Roma, 3 apr 2020 – CI GIUNGONO IN REDAZIONE ALCUNE RICHIESTE DI INFORMAZIONI CIRCA I RAGAZZI GIOVANI VOLONTARI VFP1 (di esercito, marina e aeronautica) RIMASTI IN CASERMA, – O IN CITTA’ NELLA SEDE DI SERVIZIO – LONTANI DALLE PROPRIE FAMIGLIE. Per alcuni raggiungere la casa di origine rimane un miraggio di questi tempi, ma essendo ragazzi al servizio dello Stato, bisogna porre ogni attenzione affinche’ a rotazione, tutti, possano godere di un turno di riposo raggiungendo i propri genitori, siano essi vicini o lontani. 

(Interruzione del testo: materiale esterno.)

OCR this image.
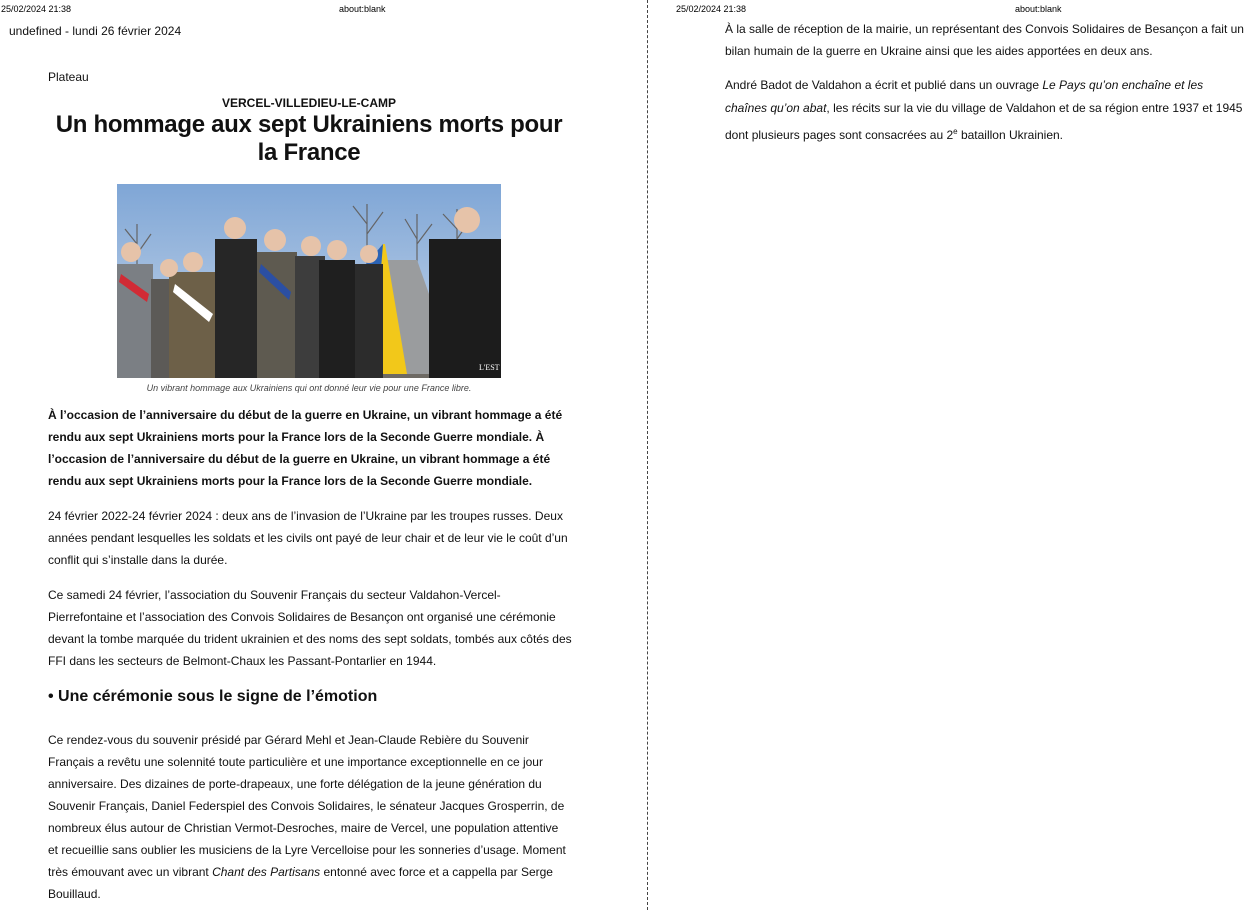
25/02/2024 21:38	about:blank	25/02/2024 21:38	about:blank
undefined - lundi 26 février 2024
Plateau
VERCEL-VILLEDIEU-LE-CAMP
Un hommage aux sept Ukrainiens morts pour la France
L'EST
Un vibrant hommage aux Ukrainiens qui ont donné leur vie pour une France libre.

À l’occasion de l’anniversaire du début de la guerre en Ukraine, un vibrant hommage a été rendu aux sept Ukrainiens morts pour la France lors de la Seconde Guerre mondiale. À l’occasion de l’anniversaire du début de la guerre en Ukraine, un vibrant hommage a été rendu aux sept Ukrainiens morts pour la France lors de la Seconde Guerre mondiale.

24 février 2022-24 février 2024 : deux ans de l’invasion de l’Ukraine par les troupes russes. Deux années pendant lesquelles les soldats et les civils ont payé de leur chair et de leur vie le coût d’un conflit qui s’installe dans la durée.

Ce samedi 24 février, l’association du Souvenir Français du secteur Valdahon-Vercel-Pierrefontaine et l’association des Convois Solidaires de Besançon ont organisé une cérémonie devant la tombe marquée du trident ukrainien et des noms des sept soldats, tombés aux côtés des FFI dans les secteurs de Belmont-Chaux les Passant-Pontarlier en 1944.

• Une cérémonie sous le signe de l’émotion

Ce rendez-vous du souvenir présidé par Gérard Mehl et Jean-Claude Rebière du Souvenir Français a revêtu une solennité toute particulière et une importance exceptionnelle en ce jour anniversaire. Des dizaines de porte-drapeaux, une forte délégation de la jeune génération du Souvenir Français, Daniel Federspiel des Convois Solidaires, le sénateur Jacques Grosperrin, de nombreux élus autour de Christian Vermot-Desroches, maire de Vercel, une population attentive et recueillie sans oublier les musiciens de la Lyre Vercelloise pour les sonneries d’usage. Moment très émouvant avec un vibrant Chant des Partisans entonné avec force et a cappella par Serge Bouillaud.

À la salle de réception de la mairie, un représentant des Convois Solidaires de Besançon a fait un bilan humain de la guerre en Ukraine ainsi que les aides apportées en deux ans.

André Badot de Valdahon a écrit et publié dans un ouvrage Le Pays qu’on enchaîne et les chaînes qu’on abat, les récits sur la vie du village de Valdahon et de sa région entre 1937 et 1945 dont plusieurs pages sont consacrées au 2e bataillon Ukrainien.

Certo le caserme non vanno abbandonate, ovvio, ci sono sempre i servizi di vigilanza e di vita nelle infrastrutture che vanno governate. Poi ci sono caserme che piu’ di altre stanno collaborando con i Servizi Sanitari locali o per la sicurezza pubblica svolgendo servizi di pattugliamento con l’operazione strade sicure, oppure per la Guardia Costiera i servizi nelle localita’ portuali e di mare in generale. Cose queste prioritarie e che riguardano tutti, dal primo militare salendo fino al piu’ alto in grado.

TORNANDO AL PROBLEMA SOPRA ESPOSTO, LE NORME FIN QUI EMANATE PER LE ASSENZE DAL SERVIZIO – IN QUESTA FASE DI EMERGENZA DA CORONAVIRUS – PARLANO DI MILITARI, QUINDI SI INTENDE TUTTI I MILITARI, INDISTINTAMENTE DAL RUOLO, DAL GRADO, DALLA QUALIFICA O DALL’ANZIANITA’ DI SERVIZIO. Ma sulle circolari emesse dai vertici si fa fatica a trovare spiegazioni sui ragazzi VFP-1, o altre categorie di ragazzi giovanissimi, che non hanno le famiglie in zona dove lavorano e quindi dovrebbero affrontare viaggi di lunga distanza per raggiungere i propri affetti. Molti di questi ragazzi vivono in caserma, obbligati o meno obbligati, e se sono piu’ fortunati e magari autorizzati in un alloggio privato preso in affitto fuori dalla caserma e con piu’ colleghi, giusto per dividere le spese, dato che con lo stipendio che hanno difficilmente riuscirebbero da soli a pagarsi tutto, senza mangiarsi buona parte della paga mensile.

Anche questi ragazzi militari che “servono lo Stato” devono usufruire, se non gia’ in funzione, e con maggiore rotazione, di queste opportunita’ concesse a tutto il personale, e raggiungere la propria abitazione di origine, vicina o lontana che sia. Ovviamente per il periodo di emergenza coronavirus, dove e’ stata prevista una riduzione drastica di personale in caserma.

Magari ci stiamo preoccupando per nulla, ma se ci sono in essere casi di questo genere (e lo ripetiamo, nell’ambito della marina, esercito o aeronautica), si spera che siano presi da parte dei vertici Militari alcuni maggiori accorgimenti di maggiore apertura per questa categoria di militari – VFP-1, meno tutelata di altri, e anche la meno pagata in termini economici.